Cientes de que devemos reformar o modo de ensinar, devemos atentar para o que diz a Constituição Federal de 1988 em seu artigo 200, inciso III, que afirma ser de responsabilidade do SUS, a ordenação da formação de recursos humanos, atentarmo-nos também para as Diretrizes Curriculares Nacionais dos cursos do setor saúde (DCNs), e ainda para a Lei nº 12.871/2013, que estabelece diversas medidas indicadoras à mudança da formação de especialistas, com destaque para as Residências, entre elas a de Medicina de Família e Comunidade.

Devemos atentar, ainda, para a continuidade da formação desses profissionais, que devem ser, cada vez mais, generalistas, humanistas, críticos e reflexivos.

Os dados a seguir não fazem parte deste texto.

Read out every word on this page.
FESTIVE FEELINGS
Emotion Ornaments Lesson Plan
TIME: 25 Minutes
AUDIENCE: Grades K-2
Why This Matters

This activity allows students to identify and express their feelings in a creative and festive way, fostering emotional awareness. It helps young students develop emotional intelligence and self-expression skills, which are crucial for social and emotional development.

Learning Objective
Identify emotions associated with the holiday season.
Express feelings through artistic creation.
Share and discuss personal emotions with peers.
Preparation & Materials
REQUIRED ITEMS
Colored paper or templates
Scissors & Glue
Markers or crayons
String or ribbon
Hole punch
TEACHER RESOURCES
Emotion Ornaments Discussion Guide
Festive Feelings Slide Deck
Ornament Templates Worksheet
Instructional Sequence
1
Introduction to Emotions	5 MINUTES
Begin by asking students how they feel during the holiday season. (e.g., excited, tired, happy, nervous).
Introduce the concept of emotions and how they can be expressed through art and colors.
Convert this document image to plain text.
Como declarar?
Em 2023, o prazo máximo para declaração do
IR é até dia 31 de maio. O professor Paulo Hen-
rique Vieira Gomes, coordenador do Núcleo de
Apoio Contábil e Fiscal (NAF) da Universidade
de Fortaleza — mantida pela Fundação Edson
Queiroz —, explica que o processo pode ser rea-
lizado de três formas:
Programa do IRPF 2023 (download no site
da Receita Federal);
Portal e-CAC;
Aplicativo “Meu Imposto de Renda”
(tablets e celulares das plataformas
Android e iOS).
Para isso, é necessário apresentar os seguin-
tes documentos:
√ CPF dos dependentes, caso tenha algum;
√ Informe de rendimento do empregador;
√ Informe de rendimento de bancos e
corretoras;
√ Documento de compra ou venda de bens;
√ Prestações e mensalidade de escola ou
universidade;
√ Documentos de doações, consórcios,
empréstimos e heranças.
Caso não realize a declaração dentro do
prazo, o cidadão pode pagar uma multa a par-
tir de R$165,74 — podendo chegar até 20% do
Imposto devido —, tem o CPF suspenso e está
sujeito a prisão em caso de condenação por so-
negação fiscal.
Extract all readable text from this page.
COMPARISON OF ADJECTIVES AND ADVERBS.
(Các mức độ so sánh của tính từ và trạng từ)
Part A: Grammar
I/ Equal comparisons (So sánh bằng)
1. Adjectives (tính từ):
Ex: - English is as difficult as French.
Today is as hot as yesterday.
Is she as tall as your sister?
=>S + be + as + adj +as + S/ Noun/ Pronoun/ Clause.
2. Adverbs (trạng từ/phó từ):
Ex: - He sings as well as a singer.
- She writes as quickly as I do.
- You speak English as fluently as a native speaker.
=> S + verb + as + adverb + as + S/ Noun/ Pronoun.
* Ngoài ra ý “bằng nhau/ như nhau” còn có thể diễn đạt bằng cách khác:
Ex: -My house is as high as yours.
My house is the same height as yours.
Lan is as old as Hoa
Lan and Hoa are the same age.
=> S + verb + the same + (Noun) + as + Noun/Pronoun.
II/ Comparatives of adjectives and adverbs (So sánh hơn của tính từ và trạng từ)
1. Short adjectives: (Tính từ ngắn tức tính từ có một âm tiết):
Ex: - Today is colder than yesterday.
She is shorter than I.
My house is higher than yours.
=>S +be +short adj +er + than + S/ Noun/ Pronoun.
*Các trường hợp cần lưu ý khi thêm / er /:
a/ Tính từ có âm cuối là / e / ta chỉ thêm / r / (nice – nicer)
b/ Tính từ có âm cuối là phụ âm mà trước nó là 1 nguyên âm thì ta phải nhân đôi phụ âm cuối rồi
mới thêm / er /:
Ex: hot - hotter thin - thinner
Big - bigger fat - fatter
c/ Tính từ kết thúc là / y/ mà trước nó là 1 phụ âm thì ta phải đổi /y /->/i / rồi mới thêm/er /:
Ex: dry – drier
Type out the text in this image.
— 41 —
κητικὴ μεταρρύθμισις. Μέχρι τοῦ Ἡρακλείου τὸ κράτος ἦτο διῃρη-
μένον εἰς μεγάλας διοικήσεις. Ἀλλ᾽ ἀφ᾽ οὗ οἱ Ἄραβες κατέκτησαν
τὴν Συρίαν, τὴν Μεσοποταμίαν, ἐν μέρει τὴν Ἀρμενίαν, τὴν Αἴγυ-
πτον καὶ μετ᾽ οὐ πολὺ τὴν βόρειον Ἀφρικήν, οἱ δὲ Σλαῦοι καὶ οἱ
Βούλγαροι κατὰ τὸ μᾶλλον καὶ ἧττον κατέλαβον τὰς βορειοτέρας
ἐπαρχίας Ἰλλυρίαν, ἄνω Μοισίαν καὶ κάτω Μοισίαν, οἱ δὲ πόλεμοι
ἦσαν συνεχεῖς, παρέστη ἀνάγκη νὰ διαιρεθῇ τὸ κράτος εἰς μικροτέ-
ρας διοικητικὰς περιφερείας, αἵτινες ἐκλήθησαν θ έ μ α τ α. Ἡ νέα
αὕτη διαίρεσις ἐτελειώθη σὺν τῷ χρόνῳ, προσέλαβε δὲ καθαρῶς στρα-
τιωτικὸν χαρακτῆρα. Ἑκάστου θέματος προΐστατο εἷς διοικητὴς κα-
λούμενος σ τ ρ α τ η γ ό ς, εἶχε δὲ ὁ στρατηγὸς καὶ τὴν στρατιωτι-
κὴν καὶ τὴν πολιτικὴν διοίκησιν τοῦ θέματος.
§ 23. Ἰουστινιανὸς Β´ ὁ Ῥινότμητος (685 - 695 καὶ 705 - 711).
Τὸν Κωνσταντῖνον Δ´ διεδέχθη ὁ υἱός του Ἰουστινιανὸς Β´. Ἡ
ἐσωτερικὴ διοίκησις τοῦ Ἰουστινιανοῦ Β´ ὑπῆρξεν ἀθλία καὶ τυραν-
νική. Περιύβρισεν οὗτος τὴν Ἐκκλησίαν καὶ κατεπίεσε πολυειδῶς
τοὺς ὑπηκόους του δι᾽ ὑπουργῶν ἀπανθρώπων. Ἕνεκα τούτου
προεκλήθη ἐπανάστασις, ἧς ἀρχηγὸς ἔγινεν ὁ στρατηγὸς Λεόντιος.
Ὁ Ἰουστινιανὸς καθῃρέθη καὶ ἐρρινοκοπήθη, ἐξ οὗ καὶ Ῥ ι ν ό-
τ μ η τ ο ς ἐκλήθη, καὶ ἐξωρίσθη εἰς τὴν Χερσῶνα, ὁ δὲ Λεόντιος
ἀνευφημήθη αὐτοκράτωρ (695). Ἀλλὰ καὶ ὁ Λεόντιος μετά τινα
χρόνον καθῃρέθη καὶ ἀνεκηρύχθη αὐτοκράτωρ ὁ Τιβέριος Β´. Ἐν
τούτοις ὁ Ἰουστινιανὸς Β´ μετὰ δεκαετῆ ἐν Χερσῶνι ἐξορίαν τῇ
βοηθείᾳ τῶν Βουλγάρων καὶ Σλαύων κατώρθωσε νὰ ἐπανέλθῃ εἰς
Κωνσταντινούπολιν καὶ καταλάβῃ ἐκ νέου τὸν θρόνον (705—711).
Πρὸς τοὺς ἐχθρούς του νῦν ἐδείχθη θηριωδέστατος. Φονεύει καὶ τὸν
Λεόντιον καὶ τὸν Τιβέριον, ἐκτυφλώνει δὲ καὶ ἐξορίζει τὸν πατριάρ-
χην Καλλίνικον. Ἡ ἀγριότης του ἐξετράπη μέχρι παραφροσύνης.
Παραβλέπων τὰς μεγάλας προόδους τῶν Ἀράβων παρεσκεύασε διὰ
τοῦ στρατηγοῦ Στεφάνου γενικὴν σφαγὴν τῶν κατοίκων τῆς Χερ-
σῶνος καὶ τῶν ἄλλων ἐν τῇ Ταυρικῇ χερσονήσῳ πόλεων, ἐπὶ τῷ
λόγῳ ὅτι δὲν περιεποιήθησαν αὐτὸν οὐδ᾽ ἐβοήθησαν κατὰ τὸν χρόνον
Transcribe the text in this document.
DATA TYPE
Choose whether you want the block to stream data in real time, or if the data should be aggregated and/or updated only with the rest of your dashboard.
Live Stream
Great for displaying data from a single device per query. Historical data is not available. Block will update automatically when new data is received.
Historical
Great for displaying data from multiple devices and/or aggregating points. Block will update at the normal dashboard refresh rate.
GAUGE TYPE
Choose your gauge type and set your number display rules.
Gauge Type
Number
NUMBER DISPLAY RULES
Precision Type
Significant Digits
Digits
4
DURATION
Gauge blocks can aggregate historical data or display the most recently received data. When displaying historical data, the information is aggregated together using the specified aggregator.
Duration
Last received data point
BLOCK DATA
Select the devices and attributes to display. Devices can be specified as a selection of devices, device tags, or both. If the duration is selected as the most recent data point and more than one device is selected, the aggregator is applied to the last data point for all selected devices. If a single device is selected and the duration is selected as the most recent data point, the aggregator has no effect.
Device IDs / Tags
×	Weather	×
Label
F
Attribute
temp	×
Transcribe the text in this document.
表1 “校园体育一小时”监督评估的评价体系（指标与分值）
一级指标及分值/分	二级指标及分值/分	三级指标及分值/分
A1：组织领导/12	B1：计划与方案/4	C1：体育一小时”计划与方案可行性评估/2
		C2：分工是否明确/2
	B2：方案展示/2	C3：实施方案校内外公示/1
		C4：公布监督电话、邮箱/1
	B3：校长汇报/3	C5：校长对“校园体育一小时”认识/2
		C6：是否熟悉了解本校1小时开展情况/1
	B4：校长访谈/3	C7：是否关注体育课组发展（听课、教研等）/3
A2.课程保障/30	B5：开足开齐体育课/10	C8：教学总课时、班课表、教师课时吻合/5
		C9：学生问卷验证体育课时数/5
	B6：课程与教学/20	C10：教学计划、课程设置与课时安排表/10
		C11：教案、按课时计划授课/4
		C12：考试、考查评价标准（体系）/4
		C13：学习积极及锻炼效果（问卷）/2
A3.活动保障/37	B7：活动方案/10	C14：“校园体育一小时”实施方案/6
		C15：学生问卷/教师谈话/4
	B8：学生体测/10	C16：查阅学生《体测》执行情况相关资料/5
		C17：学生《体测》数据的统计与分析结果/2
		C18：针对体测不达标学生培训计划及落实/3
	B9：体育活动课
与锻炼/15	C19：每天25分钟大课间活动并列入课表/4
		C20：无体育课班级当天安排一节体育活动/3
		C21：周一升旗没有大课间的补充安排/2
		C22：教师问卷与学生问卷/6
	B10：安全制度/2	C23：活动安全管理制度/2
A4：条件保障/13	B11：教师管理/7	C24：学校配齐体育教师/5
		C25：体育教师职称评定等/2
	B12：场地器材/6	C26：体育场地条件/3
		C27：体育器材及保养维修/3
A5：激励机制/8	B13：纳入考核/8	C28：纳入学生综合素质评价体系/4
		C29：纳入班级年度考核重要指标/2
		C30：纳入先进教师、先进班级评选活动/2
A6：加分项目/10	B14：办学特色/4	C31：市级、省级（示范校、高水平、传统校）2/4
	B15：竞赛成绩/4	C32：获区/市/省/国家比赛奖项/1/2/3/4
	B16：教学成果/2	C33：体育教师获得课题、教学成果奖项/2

Nesse particular os cursos de especializações e mestrados profissionalizantes[1], precisam tomar lugares de relevância, uma vez que essas modalidades apoiam os graduados na revisão de suas práticas profissionais, apoiando-os nas transformações, urgentes e necessárias aos tempos atuais.

Sabedora desse compromisso, a Faculdade de Ciências da Saúde (FS), da Universidade de Brasília (UnB), criou o mestrado profissionalizante no Programa de Pós-Graduação em Saúde Coletiva (PPGSC), em parceria com o Ministério da Saúde (MS), o Conselho Nacional dos Secretários de Saúde (CONASS) e o Conselho Nacional de Secretarias Municipais de Saúde (CONASEMS), onde mais de 200 profissionais, entre eles dirigentes, assessores e técnicos administrativos, já concluíram suas dissertações.

Agora entram em cena, os profissionais da Secretaria de Estado de Saúde do Distrito Federal, preceptores do cenário de práticas da região Leste (Paranoá, Itapuã, São Sebastião), aqueles que se dedicaram, ou ainda se dedicam, aos Programas Nacionais de Reorientação da Formação em Saúde e de Educação pelo Trabalho para a Saúde (Pró e Pet Saúde/GraduaSUS) e de estudantes das Residências Multiprofissional em Atenção Básica e de Medicina de Família e Comunidade da UnB.

Assim, aspiramos que essas e outras inciativas à formação e/ou complementação da educação para o trabalho, sigam sendo molduradas, nas instituições de ensino superior, de modo a proporcionar à sociedade, profissionais competentes, habilidosos e com atitudes afetuosas, para responderem às necessidades da população brasileira e à consolidação do SUS. E que sejam cristais a serem lapidados na integração ensino- serviço, apontando para o fortalecimento da Atenção Básica à Saúde, por meio de sua Estratégia estruturante: Saúde da Família, como oportunidade singular nos modos atenciosos e carinhosos, dos processos-saúde-doença-cuidado, na direção da promoção de saúde e da qualidade de vida.

Essa é, e deve ser a imagem a compor o quadro de outras molduras para a formação dos profissionais da saúde, e, por consequência dos caixilhos na atenção à saúde dos indivíduos, famílias e comunidades, onde as ornas sejam sustentadas no compromisso ético humanitário, no tocante ao valor da saúde e da felicidade, imperativos de viver. Quem e quando fará? Todos, e hoje, compartilhando os objetivos e as responsabilidades comuns que a sociedade nos deu como missão.






[1] Implantado no Brasil na década de 90, regulamentado pela Portaria Normativa No 17, de 28 de dezembro de 2009, que dispõe sobre o mestrado profissional no âmbito da CAPES.